Synthesis and Electrical Properties of Strontium Titanate-Based Materials for Solid Oxide Fuel Cells

摘要

A strontium titanate (SrTiO3)-based material with a perovskite structure is considered to be one of the promising alternatives to LaCrO3-based interconnect materials, since SrTiO3 perovskite shows high chemical stability under both oxidizing and reducing atmospheres at high temperatures. In this work, La-doped SrTiO3 materials with 'stoichiometric' and 'Sr- deficient' compositions were synthesized by the modified Pechini method. The synthesis parameters such as the chelating agent-to-metal ratio and the post-heat-treatment temperatures were controlled to prepare nano-sized, single-phase particles. Electrical, thermal and mechanical properties were determined on the 'stoichiometric' and 'Sr- deficient' materials sintered in an oxidizing atmosphere.
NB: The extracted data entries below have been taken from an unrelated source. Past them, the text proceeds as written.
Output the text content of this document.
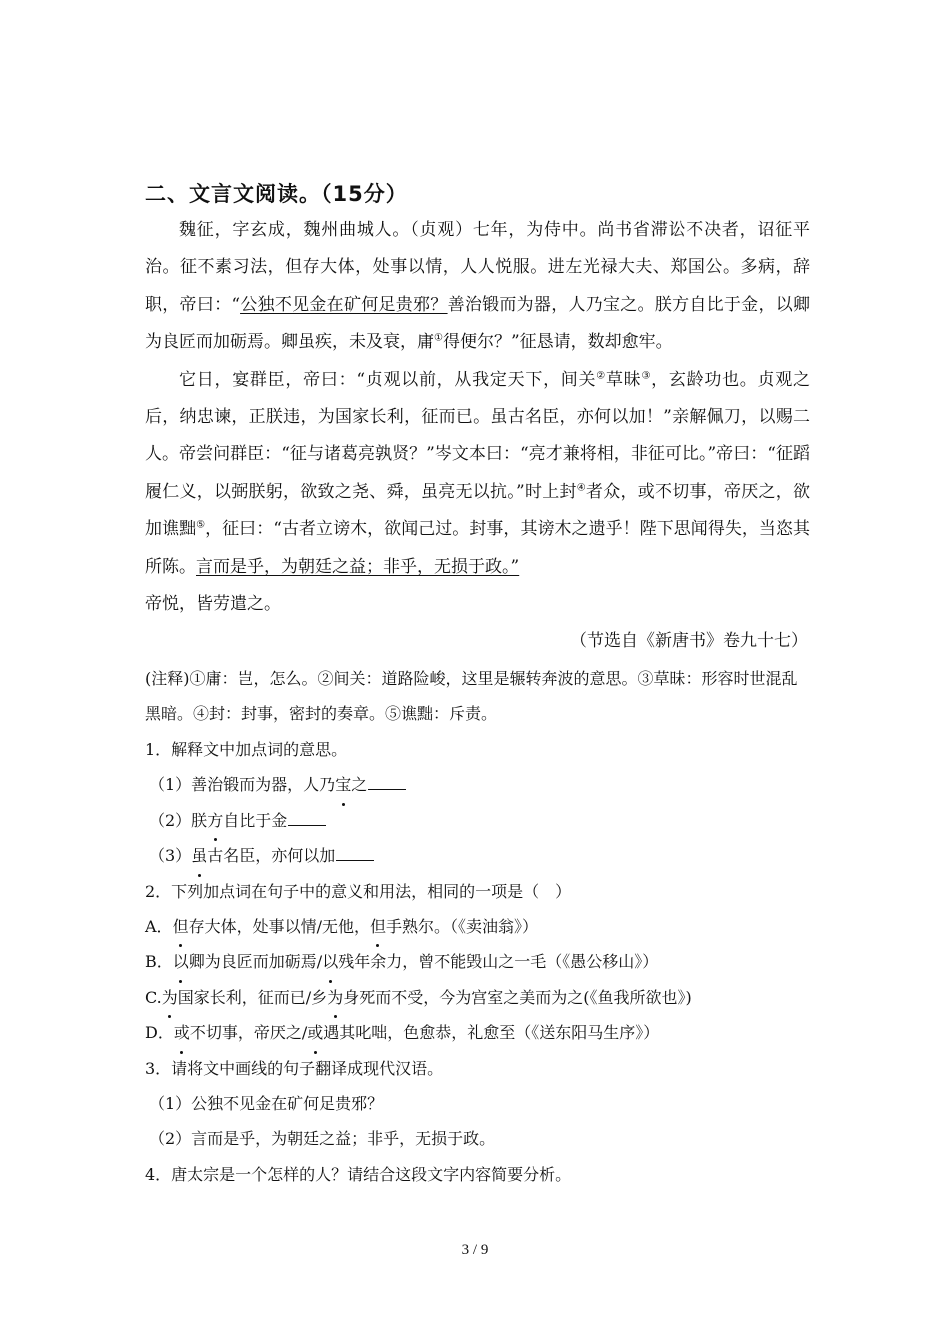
二、文言文阅读。（15分）

魏征，字玄成，魏州曲城人。（贞观）七年，为侍中。尚书省滞讼不决者，诏征平治。征不素习法，但存大体，处事以情，人人悦服。进左光禄大夫、郑国公。多病，辞职，帝曰：“公独不见金在矿何足贵邪？善治锻而为器，人乃宝之。朕方自比于金，以卿为良匠而加砺焉。卿虽疾，未及衰，庸①得便尔？”征恳请，数却愈牢。

它日，宴群臣，帝曰：“贞观以前，从我定天下，间关②草昧③，玄龄功也。贞观之后，纳忠谏，正朕违，为国家长利，征而已。虽古名臣，亦何以加！”亲解佩刀，以赐二人。帝尝问群臣：“征与诸葛亮孰贤？”岑文本曰：“亮才兼将相，非征可比。”帝曰：“征蹈履仁义，以弼朕躬，欲致之尧、舜，虽亮无以抗。”时上封④者众，或不切事，帝厌之，欲加谯黜⑤，征曰：“古者立谤木，欲闻己过。封事，其谤木之遗乎！陛下思闻得失，当恣其所陈。言而是乎，为朝廷之益；非乎，无损于政。”
帝悦，皆劳遣之。

（节选自《新唐书》卷九十七）

(注释)①庸：岂，怎么。②间关：道路险峻，这里是辗转奔波的意思。③草昧：形容时世混乱黑暗。④封：封事，密封的奏章。⑤谯黜：斥责。

1．解释文中加点词的意思。

（1）善治锻而为器，人乃宝之

（2）朕方自比于金

（3）虽古名臣，亦何以加

2．下列加点词在句子中的意义和用法，相同的一项是（　）

A．但存大体，处事以情/无他，但手熟尔。（《卖油翁》）

B．以卿为良匠而加砺焉/以残年余力，曾不能毁山之一毛（《愚公移山》）

C.为国家长利，征而已/乡为身死而不受，今为宫室之美而为之(《鱼我所欲也》)

D．或不切事，帝厌之/或遇其叱咄，色愈恭，礼愈至（《送东阳马生序》）

3．请将文中画线的句子翻译成现代汉语。

（1）公独不见金在矿何足贵邪？

（2）言而是乎，为朝廷之益；非乎，无损于政。

4．唐太宗是一个怎样的人？请结合这段文字内容简要分析。

3 / 9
Furthermore, a thin layer interconnect was coated on the porous Ni-YSZ anode support by using a screen printing process. The process parameters were optimized to obtain a dense interconnect and to form adherent interfaces between the interconnect and the anode support. The experimental results indicate that Sr-deficient, La-doped SrTiO3 is a promising candidate for interconnect applications in high temperature SOFCs because it shows high electrical conductivity and sinterability as well as thermal expansion match with the other cell components.